LA CLAUSOLA DI DURATA MINIMA GARANTITA NEL CONTRATTO DI LAVORO A TEMPO INDETERMINATO
La clausola di durata minima garantita è un istituto di natura convenzionale – molto usato in ambito manageriale – che si pone come obiettivo di limitare, in un rapporto di lavoro subordinato a tempo indeterminato, la possibilità delle parti di recedere per un periodo di tempo concordato in mancanza di una giusta causa.
Nella prassi le parti stabiliscono un “quantum” monetario a titolo di indennizzo che verrà versato a favore della parte non recedente.
Condizione necessaria al fine dell’apposizione della clausola è la presenza di un contratto a tempo indeterminato, e che il vincolo non acquisisca natura permanente.

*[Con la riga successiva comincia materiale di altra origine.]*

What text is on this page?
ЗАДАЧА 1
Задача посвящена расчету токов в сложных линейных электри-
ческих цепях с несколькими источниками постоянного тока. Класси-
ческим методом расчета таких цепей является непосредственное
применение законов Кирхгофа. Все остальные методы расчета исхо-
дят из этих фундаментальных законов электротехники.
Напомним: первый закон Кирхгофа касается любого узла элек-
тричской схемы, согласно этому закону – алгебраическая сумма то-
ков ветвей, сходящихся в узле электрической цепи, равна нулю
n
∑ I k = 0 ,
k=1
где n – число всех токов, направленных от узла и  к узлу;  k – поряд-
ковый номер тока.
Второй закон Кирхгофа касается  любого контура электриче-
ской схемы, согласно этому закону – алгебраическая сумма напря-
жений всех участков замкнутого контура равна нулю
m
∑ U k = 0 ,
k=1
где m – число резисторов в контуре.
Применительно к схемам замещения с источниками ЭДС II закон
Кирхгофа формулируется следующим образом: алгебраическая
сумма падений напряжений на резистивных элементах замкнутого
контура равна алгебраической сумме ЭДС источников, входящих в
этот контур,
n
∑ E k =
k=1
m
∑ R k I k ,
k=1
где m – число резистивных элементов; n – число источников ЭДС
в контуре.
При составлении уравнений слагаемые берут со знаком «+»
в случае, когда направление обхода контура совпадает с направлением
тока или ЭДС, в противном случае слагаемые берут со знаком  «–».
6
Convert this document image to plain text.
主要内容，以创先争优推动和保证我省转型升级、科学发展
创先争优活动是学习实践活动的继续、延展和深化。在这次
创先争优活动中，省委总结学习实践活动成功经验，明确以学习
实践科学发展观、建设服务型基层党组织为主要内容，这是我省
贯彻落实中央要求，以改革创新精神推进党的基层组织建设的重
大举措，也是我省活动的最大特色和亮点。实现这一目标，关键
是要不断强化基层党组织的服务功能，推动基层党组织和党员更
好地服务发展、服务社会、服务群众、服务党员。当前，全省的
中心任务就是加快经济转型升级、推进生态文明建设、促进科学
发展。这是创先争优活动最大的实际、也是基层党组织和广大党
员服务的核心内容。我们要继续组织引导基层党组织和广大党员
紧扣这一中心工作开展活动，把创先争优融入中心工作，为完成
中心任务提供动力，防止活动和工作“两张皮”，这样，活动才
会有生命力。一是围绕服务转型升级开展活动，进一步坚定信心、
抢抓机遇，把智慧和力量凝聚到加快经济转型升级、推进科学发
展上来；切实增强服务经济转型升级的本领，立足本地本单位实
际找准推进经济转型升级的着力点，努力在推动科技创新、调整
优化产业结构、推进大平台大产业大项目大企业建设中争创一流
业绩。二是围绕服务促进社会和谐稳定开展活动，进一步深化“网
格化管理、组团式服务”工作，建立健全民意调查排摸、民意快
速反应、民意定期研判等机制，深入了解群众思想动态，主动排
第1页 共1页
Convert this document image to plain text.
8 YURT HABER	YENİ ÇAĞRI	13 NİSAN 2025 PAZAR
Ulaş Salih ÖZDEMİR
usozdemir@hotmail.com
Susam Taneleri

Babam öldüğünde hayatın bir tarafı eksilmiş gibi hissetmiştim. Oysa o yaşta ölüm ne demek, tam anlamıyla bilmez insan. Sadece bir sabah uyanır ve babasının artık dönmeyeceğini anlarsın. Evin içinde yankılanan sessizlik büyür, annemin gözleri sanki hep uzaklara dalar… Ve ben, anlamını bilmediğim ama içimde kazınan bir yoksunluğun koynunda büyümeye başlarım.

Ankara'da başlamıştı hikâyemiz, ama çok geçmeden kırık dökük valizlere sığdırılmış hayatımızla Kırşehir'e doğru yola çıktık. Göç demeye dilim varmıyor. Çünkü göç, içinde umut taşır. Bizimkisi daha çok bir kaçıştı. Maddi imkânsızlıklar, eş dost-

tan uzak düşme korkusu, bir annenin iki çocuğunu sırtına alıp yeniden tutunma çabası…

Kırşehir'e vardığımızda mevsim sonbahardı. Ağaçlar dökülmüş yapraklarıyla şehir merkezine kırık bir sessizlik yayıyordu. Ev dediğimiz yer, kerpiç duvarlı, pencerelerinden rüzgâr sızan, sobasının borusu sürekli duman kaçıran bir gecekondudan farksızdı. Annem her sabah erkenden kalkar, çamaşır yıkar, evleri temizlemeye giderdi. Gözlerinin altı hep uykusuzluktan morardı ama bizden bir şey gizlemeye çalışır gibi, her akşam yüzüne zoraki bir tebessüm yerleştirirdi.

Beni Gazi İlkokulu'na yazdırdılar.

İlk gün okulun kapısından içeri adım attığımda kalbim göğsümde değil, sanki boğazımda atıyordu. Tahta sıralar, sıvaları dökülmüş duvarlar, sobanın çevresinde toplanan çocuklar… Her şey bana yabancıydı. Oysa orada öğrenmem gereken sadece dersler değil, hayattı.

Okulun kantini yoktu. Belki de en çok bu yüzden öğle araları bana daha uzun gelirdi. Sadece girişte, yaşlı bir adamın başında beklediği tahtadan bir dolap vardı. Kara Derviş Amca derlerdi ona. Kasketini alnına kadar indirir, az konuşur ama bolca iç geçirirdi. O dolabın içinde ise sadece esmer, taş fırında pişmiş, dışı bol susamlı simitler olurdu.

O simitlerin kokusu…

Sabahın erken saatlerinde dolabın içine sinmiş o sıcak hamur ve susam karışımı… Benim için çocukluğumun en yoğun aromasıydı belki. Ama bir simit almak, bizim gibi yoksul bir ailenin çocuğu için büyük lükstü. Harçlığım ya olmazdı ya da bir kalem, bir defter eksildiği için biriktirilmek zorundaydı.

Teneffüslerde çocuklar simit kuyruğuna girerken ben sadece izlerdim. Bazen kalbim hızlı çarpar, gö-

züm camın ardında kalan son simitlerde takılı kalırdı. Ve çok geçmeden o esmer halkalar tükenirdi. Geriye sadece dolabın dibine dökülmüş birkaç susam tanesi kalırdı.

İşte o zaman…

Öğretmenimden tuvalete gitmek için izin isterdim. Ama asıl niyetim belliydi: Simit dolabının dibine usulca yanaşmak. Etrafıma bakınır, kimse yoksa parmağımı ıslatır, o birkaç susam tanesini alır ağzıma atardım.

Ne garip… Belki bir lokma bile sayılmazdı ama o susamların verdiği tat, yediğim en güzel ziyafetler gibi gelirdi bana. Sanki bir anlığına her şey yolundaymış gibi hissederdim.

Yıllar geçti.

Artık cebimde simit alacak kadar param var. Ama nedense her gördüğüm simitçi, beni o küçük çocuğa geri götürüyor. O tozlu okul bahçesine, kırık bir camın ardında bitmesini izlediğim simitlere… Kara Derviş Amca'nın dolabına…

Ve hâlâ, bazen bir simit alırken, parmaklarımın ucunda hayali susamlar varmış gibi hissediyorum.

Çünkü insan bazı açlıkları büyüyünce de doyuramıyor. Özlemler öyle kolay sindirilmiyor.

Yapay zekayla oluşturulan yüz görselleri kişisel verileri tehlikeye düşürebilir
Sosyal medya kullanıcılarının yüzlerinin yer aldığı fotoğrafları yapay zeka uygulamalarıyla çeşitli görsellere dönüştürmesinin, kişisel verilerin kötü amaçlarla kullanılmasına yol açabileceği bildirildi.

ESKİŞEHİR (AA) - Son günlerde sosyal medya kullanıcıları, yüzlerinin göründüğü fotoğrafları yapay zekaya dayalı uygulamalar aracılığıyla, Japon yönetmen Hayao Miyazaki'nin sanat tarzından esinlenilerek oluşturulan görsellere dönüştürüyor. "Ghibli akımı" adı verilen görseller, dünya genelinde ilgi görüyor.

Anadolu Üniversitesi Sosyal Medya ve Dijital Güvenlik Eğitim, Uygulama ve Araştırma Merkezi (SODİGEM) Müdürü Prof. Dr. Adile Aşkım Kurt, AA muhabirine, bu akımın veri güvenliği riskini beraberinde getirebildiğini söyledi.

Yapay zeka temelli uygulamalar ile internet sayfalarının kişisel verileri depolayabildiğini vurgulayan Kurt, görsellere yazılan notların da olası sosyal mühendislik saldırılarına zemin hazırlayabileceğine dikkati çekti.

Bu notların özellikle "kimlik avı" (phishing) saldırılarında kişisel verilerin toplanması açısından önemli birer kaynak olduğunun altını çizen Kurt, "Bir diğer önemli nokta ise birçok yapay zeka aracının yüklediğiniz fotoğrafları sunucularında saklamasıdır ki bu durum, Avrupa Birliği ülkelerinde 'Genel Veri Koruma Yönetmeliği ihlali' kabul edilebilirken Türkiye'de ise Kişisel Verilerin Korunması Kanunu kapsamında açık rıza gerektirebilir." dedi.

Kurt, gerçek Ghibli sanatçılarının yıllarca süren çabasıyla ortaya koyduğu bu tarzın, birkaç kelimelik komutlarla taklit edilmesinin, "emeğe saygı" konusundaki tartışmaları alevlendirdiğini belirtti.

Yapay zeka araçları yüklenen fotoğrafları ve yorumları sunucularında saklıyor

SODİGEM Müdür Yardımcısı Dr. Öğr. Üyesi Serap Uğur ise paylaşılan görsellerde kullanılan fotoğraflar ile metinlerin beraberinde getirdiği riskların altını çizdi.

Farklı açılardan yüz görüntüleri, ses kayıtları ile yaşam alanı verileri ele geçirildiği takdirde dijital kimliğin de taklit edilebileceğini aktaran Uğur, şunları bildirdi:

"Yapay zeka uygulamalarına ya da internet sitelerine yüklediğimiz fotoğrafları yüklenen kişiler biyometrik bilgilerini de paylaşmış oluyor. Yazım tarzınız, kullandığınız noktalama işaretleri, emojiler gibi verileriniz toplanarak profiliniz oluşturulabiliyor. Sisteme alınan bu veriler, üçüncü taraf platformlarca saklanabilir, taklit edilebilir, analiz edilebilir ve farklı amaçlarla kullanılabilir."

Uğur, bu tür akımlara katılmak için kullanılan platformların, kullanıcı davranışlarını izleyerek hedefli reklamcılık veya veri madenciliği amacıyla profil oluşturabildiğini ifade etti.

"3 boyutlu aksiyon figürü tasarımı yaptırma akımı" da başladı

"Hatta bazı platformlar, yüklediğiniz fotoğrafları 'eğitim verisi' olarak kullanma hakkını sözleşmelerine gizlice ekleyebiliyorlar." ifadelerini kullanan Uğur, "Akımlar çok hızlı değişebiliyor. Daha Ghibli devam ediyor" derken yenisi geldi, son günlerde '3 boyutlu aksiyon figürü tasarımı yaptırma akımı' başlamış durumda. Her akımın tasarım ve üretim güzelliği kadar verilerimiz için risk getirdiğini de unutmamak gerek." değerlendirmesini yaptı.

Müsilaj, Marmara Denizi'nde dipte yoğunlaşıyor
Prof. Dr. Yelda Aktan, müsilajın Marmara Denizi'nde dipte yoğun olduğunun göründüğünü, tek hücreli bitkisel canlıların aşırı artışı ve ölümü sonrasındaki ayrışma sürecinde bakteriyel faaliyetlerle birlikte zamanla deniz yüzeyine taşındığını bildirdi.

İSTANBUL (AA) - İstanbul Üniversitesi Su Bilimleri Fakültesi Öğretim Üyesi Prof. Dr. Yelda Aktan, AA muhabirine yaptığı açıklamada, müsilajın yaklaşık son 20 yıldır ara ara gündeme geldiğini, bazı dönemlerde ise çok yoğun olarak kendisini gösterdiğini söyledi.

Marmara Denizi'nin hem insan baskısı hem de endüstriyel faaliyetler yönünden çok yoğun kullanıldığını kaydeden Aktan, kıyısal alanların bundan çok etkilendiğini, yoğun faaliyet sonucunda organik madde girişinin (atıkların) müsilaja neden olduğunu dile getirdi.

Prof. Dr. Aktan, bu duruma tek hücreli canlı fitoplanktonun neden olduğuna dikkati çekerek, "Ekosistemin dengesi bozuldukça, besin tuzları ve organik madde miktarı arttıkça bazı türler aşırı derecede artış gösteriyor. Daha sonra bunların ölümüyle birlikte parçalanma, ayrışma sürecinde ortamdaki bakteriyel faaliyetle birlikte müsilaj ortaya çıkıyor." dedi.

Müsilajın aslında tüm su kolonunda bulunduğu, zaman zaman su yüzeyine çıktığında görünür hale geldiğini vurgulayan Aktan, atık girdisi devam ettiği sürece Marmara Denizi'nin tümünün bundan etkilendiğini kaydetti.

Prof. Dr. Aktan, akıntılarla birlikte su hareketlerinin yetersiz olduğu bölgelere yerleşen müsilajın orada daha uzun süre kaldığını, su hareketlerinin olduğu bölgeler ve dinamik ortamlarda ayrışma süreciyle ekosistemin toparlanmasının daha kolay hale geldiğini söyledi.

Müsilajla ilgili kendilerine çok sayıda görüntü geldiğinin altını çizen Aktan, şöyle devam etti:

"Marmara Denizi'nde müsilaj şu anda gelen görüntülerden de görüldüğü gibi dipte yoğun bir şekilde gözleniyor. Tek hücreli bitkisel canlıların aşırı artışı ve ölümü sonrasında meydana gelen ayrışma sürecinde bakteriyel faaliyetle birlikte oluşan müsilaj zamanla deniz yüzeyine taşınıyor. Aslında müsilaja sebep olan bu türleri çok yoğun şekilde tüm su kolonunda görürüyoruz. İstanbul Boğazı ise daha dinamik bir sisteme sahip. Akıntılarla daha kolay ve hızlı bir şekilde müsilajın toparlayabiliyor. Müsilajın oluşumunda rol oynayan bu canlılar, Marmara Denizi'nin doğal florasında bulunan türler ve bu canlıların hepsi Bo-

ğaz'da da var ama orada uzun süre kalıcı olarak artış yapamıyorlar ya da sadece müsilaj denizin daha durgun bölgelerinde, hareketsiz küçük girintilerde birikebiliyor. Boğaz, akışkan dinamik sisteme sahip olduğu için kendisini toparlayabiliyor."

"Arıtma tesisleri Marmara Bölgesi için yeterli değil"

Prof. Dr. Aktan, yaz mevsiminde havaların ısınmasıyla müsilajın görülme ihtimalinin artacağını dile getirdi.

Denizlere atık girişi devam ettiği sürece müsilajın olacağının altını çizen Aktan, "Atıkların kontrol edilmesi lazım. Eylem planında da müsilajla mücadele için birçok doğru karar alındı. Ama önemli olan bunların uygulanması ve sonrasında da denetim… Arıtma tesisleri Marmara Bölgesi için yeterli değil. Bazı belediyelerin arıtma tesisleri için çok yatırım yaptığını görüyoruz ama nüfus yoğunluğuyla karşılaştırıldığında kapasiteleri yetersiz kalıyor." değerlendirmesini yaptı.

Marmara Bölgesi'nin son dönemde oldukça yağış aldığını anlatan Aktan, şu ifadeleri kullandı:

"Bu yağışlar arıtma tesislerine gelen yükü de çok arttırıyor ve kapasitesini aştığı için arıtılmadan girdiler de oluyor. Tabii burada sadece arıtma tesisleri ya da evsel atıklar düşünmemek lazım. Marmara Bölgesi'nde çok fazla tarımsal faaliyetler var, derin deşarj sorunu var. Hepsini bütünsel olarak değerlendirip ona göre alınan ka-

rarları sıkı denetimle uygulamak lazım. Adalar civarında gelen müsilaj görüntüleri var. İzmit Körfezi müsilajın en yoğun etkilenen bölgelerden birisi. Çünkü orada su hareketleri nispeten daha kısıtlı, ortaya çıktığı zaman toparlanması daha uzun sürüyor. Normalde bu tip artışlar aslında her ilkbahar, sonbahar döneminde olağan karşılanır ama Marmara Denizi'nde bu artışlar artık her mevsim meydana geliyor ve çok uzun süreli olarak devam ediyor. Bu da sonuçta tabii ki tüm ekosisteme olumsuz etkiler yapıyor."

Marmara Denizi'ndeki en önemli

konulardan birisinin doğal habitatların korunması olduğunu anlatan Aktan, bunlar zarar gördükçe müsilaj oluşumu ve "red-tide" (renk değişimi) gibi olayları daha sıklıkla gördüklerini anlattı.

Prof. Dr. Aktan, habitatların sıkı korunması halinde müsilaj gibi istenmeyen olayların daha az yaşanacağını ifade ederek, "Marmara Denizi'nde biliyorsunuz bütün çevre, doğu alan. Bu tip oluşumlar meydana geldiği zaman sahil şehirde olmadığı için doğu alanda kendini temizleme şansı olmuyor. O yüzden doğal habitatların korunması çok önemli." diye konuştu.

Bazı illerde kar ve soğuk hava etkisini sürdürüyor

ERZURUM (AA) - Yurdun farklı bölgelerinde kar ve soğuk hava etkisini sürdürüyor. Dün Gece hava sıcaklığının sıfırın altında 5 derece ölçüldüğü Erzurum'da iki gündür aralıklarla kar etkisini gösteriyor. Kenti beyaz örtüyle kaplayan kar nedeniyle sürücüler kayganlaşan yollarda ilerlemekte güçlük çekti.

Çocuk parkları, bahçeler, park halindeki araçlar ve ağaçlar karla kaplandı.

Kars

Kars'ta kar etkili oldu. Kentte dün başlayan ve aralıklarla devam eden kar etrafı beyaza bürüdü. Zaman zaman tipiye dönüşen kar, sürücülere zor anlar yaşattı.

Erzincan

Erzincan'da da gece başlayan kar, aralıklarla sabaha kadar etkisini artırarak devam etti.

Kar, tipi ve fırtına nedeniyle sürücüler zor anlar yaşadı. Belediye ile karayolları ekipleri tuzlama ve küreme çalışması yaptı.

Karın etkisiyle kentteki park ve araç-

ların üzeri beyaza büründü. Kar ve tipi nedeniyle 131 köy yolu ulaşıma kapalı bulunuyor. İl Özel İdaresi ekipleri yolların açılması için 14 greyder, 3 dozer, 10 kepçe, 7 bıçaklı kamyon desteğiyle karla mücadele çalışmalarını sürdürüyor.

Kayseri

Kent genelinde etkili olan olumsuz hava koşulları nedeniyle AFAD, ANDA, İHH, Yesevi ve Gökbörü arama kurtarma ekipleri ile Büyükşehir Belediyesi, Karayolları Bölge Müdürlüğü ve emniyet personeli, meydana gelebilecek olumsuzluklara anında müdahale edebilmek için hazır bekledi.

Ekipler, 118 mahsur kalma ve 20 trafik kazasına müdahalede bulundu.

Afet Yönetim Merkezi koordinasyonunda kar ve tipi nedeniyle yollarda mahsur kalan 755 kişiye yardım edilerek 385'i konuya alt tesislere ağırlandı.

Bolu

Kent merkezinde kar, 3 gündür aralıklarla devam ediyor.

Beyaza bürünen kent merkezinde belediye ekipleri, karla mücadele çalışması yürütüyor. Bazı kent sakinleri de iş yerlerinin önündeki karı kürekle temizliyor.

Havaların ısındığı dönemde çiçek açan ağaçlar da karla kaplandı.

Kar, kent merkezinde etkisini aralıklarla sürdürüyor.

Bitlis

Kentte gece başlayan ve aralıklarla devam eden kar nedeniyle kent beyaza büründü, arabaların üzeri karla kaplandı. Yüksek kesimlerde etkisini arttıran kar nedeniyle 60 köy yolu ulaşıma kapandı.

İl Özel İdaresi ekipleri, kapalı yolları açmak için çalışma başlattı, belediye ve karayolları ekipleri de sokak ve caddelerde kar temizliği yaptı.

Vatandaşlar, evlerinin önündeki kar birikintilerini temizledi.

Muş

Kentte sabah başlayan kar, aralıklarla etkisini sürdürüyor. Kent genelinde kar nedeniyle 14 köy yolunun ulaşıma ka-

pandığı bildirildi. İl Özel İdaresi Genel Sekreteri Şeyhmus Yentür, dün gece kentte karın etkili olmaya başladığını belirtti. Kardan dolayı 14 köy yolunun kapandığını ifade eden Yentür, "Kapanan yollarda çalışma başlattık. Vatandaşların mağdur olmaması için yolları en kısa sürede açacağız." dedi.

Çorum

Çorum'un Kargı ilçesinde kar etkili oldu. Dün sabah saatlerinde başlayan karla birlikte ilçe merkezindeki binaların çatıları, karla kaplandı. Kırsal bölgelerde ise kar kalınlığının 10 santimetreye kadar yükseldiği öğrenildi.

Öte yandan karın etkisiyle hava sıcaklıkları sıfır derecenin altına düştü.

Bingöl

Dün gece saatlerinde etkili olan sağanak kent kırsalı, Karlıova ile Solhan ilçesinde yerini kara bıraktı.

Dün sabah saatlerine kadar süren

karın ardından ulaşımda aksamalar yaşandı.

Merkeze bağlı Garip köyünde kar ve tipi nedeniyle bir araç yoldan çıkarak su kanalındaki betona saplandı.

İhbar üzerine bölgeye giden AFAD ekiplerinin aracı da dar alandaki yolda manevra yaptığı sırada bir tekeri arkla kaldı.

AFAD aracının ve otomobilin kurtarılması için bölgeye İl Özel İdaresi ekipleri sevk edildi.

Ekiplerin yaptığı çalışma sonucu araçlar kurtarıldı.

Tale pattuizione può essere stipulata contestualmente alla firma del medesimo contratto di lavoro o in un momento successivo (c.d. “patto di stabilità”)
Nel corso delle numerose pronunce in materia, la Corte di Cassazione ha inoltre chiarito che l’apposizione della clausola di durata minima garantita può essere apportata:
- nell’interesse del dipendente, con finalità garantiste del posto di lavoro;
- nell’interesse del datore di lavoro, al fine di tutelare l’investimento (in ambito formativo, di know how, ecc..) limitando in questo modo la possibilità di dimissioni del lavoratore;
- a favore di entrambe le parti, garantendo in questo modo la stabilità del rapporto di lavoro.
Conclusioni:
la clausola di durata minima garantita, seppur istituto di natura convenzionale, ovvero non disciplinato da alcun articolo di Legge, è pienamente lecita e valida nel nostro ordinamento.
E’ opportuno, però, al fine di evitare possibili inconvenienti nel futuro, evidenziare come tale apposizione realizzi l’ equilibrato contemperamento nell’interesse reciproco delle parti alla stabilità del rapporto per un periodo predeterminato (ex multis Cass n.10043/1996).